Lisa Nakamura, in Indigenous Circuits, mentions two “counter-culture” figures that were contemporaries of Fairchild Semiconductor’s period of “insourcing” labor to Navajo communities. Gary Snyder and Stewart Brand, a poet and a publishing entrepreneur respectively, used what they perceived to be “Indian culture” their own needs. From the passage in Nakamura, it seems that they were neglectful of the wide variety of Native American cultures, and particularly of why Native American’s practiced the rituals that Snyder and Brand viewed as curative. may encourage performance from Native Americans (we see this with the practice of weaving rugs in Nakamura, as she speculates that the practice was taken from the Pueblo people).
There are other instances of performing culture for financial gain; Carmen Miranda’s pineapple hat and Eddie Murphy’s character in Coming to America come to mind. I recently viewed a YouTube video by the group 1491, which depicts two Native American shop-owners performing their Native-ness to the customers to bolster sales. Scenes of the shop-owners entering the shop wearing casual apparel are contrasted with the “Native” aesthetic (unbuttoned shirt on the first, and a shirt depicting a wolf-howling at the moon in the second) they change into when they open the shop.
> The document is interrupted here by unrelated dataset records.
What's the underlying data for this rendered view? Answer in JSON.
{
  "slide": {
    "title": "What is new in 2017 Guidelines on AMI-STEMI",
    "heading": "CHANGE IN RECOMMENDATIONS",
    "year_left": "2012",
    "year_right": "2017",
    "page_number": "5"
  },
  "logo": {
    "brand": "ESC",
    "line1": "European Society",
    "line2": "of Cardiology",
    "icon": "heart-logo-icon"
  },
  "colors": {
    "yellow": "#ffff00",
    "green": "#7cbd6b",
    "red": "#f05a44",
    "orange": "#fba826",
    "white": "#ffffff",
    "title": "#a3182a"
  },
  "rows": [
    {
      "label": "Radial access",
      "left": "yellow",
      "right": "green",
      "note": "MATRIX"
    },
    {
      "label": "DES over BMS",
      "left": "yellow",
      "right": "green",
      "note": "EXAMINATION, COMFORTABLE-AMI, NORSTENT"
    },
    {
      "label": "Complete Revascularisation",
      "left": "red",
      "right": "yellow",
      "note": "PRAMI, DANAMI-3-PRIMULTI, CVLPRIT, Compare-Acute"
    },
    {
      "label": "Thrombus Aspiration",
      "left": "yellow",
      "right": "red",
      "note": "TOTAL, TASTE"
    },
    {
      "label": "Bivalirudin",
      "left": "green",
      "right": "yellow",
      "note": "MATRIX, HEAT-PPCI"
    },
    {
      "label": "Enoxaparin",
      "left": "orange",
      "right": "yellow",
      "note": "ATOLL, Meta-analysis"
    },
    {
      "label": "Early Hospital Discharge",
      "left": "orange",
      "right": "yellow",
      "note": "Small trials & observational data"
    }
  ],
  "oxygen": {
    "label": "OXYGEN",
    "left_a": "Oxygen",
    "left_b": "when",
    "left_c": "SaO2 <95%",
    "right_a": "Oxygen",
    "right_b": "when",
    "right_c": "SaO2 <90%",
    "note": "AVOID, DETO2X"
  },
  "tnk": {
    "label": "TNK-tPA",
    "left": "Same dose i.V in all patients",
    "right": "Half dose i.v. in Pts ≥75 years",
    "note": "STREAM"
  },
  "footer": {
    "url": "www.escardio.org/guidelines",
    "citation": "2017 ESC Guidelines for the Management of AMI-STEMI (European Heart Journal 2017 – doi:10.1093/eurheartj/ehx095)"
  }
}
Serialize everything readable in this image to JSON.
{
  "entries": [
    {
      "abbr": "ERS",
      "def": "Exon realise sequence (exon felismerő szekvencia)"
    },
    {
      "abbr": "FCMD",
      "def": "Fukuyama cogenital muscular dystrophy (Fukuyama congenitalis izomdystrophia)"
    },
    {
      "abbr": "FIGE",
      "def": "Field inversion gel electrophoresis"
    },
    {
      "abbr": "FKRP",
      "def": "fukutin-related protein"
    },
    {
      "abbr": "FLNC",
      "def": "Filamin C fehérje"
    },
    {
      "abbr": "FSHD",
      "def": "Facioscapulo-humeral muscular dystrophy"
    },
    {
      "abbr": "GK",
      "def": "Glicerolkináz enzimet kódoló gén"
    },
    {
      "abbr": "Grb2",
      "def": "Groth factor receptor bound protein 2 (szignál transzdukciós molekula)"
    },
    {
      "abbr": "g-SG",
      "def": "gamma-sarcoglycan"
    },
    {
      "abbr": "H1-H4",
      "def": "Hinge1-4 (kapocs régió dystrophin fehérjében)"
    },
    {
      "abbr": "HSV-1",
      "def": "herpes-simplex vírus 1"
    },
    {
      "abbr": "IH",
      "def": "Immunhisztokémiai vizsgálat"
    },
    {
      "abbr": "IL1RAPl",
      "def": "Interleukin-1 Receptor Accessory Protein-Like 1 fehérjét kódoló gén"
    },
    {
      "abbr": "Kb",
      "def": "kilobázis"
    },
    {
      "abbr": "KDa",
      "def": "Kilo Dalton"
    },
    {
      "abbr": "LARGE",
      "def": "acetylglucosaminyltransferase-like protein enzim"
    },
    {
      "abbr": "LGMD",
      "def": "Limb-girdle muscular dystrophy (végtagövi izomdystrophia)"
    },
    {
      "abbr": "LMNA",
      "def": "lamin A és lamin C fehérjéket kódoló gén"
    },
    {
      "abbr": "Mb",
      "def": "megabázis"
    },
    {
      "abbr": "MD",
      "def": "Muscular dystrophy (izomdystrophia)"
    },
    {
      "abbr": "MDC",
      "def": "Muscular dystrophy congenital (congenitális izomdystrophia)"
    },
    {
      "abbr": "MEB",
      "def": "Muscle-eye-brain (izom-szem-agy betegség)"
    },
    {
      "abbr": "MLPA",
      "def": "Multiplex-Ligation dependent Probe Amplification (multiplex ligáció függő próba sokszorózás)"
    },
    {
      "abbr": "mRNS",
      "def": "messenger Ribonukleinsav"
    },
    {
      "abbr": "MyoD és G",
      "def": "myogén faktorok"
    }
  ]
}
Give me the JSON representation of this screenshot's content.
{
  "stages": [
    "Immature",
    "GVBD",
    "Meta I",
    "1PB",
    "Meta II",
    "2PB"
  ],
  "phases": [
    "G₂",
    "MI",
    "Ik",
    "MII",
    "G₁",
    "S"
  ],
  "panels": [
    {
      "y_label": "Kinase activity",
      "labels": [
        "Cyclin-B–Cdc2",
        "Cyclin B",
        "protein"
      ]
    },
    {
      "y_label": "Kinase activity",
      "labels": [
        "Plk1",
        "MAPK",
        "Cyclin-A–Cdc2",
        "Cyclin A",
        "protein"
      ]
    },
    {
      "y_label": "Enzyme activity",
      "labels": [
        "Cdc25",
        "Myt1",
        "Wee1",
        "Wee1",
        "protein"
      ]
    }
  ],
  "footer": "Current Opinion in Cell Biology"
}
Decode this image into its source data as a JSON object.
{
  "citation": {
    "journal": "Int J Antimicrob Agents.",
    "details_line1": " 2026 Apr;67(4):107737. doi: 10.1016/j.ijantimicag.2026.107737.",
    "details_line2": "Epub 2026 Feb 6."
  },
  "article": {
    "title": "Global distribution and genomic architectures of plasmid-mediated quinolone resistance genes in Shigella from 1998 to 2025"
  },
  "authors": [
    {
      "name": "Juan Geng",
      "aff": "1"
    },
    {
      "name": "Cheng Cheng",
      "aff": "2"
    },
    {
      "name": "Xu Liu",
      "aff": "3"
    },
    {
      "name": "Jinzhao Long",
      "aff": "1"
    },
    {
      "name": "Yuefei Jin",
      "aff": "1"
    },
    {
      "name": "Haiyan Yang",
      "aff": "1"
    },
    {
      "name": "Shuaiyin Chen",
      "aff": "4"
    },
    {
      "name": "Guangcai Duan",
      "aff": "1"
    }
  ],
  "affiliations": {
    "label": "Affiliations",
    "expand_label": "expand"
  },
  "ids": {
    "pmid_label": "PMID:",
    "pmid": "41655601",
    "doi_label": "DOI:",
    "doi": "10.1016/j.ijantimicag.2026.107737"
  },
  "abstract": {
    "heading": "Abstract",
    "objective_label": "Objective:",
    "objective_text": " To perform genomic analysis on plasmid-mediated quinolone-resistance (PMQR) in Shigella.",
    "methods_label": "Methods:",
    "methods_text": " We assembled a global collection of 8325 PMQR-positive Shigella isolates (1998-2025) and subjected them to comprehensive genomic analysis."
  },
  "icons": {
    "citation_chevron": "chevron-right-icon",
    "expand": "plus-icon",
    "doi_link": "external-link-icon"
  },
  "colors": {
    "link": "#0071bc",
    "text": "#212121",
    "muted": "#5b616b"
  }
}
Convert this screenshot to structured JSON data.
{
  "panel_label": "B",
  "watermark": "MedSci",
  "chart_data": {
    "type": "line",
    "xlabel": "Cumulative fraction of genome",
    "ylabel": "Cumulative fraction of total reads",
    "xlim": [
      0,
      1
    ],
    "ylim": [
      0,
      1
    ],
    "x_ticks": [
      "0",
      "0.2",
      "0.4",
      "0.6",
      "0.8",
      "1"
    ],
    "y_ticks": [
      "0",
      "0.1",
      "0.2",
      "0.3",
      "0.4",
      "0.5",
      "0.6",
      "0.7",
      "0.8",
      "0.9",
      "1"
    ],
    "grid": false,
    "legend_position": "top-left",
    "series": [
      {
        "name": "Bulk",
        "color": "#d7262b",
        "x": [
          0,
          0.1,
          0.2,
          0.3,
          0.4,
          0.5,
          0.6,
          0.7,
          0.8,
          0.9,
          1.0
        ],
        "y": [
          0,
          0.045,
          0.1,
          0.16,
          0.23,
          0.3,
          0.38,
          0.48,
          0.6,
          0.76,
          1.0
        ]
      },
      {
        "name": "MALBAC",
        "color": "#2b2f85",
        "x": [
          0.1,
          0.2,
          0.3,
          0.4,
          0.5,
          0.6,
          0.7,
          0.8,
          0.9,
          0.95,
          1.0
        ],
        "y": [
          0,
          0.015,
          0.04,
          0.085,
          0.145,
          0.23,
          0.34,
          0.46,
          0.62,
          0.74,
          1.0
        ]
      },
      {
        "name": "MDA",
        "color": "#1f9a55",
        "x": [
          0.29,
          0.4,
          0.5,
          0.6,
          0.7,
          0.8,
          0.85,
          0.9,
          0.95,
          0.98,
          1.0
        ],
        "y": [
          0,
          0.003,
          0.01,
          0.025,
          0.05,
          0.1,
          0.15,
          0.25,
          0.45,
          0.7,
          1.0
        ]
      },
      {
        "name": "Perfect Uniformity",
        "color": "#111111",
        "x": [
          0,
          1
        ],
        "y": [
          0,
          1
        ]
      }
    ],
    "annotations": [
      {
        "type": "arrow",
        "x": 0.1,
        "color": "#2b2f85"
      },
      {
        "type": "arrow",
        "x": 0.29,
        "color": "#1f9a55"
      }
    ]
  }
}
They even respond to assumption shared by Snyder and Brand that Native lifestyles are ascendent to practitioners; one shop-owner welcomes a costumer by assuring that “you will find many American Indian artifacts here to enlighten your spirit in our way.” The video continues with the shop-owners encouraging costumers to buy Native “artifacts” ranging from Tennessee to Mexico, again presumably a response to the flattening of different cultures into a monolithic “Native” culture, off of which Synder and Brand seem to have profited in self-branding.
Reading this passage of Nakamura, it struck me that though Snyder and Brand are not the focus of this article, and are mentioned rather to give context to Fairchild’s decision to use the Navajo women in their branding, it seems that they too are just as much culpable of molding distinct cultures into “lifestyles” that are palatable to Western notions of the “alternative counterculture,” that these cultures can be assumed by purchasing Whole Earth Catalog’s.